The sponsors of the bill said that it will not restrict history. But Daniels said the bill was encouraging more complaints about history teaching and impacting teachers' daily lives.
Wait and see
As far how the bill might develop through the session, Marlowe said her organizations wants to make sure that teachers' due process rights are protected. Marlowe said protection was something the education association had fought for last year.
"In case we do have a teacher who inadvertently crosses that line between what's in the course of study and maybe what their personal opinion might be," she said. "So, their due process is something that we're really going to be watching out for."
Protection of teachers' due process is in the pre-filed form of the bill.
Marlowe said the teachers who have spoken with the education association were less worried about what happens in the classroom than reprisals for their activities outside it.
"They're not worried about any danger of what might happen in their classroom, because they're trained to stick to that course of study," she said. "They've been more concerned about what might happen to them based on something they say outside their classroom."

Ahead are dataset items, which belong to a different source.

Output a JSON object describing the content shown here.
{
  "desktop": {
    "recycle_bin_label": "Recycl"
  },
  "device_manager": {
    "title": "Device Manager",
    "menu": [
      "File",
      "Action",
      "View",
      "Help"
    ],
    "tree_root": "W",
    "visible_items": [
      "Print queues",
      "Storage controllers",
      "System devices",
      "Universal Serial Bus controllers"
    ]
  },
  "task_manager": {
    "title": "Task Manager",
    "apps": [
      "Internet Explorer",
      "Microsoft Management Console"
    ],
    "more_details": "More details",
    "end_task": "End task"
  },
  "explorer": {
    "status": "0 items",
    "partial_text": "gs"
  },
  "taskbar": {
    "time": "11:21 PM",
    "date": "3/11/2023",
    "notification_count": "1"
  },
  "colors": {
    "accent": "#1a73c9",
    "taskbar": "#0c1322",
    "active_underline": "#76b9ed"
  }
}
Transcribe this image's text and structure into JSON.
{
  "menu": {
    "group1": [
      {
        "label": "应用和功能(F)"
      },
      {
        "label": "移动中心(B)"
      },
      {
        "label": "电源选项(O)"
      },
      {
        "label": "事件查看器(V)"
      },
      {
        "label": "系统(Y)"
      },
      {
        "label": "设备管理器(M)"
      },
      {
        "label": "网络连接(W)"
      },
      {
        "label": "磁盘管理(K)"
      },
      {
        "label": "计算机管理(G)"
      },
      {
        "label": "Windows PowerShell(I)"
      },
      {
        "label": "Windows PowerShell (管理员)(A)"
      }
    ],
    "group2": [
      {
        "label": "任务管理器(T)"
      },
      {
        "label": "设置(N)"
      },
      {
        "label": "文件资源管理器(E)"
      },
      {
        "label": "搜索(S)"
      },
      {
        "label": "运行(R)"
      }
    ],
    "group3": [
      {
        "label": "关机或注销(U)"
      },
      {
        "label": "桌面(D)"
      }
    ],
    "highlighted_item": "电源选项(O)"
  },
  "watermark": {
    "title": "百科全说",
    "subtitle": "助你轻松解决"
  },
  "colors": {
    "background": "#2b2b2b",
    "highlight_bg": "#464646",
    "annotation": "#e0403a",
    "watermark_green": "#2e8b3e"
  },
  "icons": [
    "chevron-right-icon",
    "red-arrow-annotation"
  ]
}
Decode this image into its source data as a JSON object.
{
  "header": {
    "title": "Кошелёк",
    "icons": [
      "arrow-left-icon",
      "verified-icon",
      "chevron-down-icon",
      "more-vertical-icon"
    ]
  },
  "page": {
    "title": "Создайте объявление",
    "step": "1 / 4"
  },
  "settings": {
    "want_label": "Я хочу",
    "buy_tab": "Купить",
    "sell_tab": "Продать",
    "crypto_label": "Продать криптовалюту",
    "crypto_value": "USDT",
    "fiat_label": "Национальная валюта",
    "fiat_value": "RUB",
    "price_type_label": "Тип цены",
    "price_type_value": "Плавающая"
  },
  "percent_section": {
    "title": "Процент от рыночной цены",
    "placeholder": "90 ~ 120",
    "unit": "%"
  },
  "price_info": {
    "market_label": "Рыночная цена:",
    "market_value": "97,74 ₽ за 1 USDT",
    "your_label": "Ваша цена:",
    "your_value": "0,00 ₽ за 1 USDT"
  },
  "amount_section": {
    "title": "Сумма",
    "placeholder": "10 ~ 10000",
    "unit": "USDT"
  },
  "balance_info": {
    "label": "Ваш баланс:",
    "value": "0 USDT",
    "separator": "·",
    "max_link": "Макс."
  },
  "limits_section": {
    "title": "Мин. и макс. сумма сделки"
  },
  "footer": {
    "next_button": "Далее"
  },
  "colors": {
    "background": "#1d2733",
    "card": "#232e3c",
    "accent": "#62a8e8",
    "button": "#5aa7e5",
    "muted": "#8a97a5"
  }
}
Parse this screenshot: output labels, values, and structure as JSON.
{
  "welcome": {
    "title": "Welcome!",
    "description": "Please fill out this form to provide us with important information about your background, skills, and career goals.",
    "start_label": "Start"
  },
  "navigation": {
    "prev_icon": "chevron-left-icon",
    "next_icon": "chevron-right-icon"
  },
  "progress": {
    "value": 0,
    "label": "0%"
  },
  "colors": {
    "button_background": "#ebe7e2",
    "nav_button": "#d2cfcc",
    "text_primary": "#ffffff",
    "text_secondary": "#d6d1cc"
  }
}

Daniels said that this bill is an example of the Legislature overstepping in its roles, calling it "another example of government overreach," and that the Legislature should not be involved in making curriculum changes.
"We need to stay in our lane," he said.
Boyd said lawmakers should think through whether the legislation would be a good policy five, 10 or 50 years from now. She said that cultural, social and technological changes will impact how the policy is viewed.
"To end it, I don't think it is, in my opinion, it's not good public policy for my constituents," she said.